Improvements to the regulation and supervision of China's banking system have won plaudits from the International Monetary Fund and World Bank, signaling lenders' strengthened ability to rein in potentially growing risks.
Led by the industry regulator, the China Banking Regulatory Commission, Chinese banks have made "significant improvements in risk measurement and risk management", based on high-quality capital and liquidity, said a report released by a team of experts from the IMF and World Bank.
The "CBRC is widely respected and has demonstrated its willingness to act in pursuit of its safety and soundness mandate", said the report.
"This report has significant reference value for improving China's banking system," said a statement from the People's Bank of China, the central bank, released on its website on Friday.
Suggestions from the IMF and World Bank can help accelerate the reform of the financial sector and improve the risk management framework to support stable and sound economic growth, the central bank's statement said.
The IMF and World Bank report said "it is on the right track with its reform agenda and needs to persevere in a sustained way in its current direction.

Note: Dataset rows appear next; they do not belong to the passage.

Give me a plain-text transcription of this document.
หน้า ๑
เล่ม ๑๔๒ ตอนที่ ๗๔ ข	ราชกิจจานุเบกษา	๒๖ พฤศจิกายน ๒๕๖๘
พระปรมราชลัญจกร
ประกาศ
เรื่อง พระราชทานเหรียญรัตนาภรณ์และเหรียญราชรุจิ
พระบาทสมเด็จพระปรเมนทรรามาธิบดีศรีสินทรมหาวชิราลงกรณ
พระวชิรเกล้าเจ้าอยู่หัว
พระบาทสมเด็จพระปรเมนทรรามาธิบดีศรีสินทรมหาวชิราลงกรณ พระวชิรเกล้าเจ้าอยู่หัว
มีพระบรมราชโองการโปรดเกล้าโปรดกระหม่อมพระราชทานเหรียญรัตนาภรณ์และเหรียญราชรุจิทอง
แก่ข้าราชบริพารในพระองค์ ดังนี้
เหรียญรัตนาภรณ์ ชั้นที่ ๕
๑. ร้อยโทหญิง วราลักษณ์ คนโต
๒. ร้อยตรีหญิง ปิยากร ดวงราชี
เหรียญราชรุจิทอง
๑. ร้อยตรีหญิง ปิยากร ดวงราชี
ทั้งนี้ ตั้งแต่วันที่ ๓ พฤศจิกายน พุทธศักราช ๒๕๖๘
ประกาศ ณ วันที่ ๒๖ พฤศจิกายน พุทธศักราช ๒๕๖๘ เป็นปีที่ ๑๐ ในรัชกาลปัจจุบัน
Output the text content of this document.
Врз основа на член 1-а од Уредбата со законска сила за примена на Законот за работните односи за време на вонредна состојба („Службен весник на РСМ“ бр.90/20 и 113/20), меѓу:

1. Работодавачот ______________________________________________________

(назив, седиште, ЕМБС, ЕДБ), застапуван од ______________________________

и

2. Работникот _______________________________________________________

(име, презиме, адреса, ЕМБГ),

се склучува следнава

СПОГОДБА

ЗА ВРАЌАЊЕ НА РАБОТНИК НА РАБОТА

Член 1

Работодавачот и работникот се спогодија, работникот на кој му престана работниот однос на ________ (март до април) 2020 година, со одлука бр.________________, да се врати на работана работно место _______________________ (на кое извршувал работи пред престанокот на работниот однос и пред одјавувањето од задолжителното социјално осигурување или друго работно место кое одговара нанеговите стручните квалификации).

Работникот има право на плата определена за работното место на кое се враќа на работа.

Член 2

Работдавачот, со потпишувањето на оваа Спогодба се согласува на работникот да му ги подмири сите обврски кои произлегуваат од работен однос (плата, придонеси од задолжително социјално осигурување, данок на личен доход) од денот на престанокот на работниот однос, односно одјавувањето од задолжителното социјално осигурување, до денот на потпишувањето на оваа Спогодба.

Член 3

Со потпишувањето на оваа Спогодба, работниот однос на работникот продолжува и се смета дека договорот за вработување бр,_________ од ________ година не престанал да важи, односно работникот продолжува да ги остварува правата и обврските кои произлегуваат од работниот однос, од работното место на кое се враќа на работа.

It will need the full support of all other parties in the government to succeed in the goals it has set for itself".
However, complexities and risks are increasing along with further opening up and innovation in the country's financial market, which requires the top regulator to evolve quickly in the short term and get ready to meet the challenges, said the report.
Deloitte China, in a report issued on Thursday, said that commercial banks may face more risks from the increasing amount of non-performing loans this year amid the cooling property market and slowing economic expansion.
But the growth of bank loan risks will be "fundamentally under control" and it is unlikely to lead to the collapse of local governments' financing platforms, said Wang Pengcheng, co-leader of Deloitte Global Financial Services Industry.
The IMF and World Bank report said that "the framework of laws and guidance" in the Chinese banking sector's risk management system "is generally of high quality, but much of it is relatively recent. Implementation by banks needs to be improved".
Michael Werner, a senior researcher in China with Sanford Bernstein & Co, said the Chinese government has the capacity to give policy support to avoid a financial crisis.
"The problem of non-performing loans may not be as serious as people thought," Werner said, who predicted that the bad debt ratio may rise to 2.5 percent this year, compared with 1 percent at the end of 2011.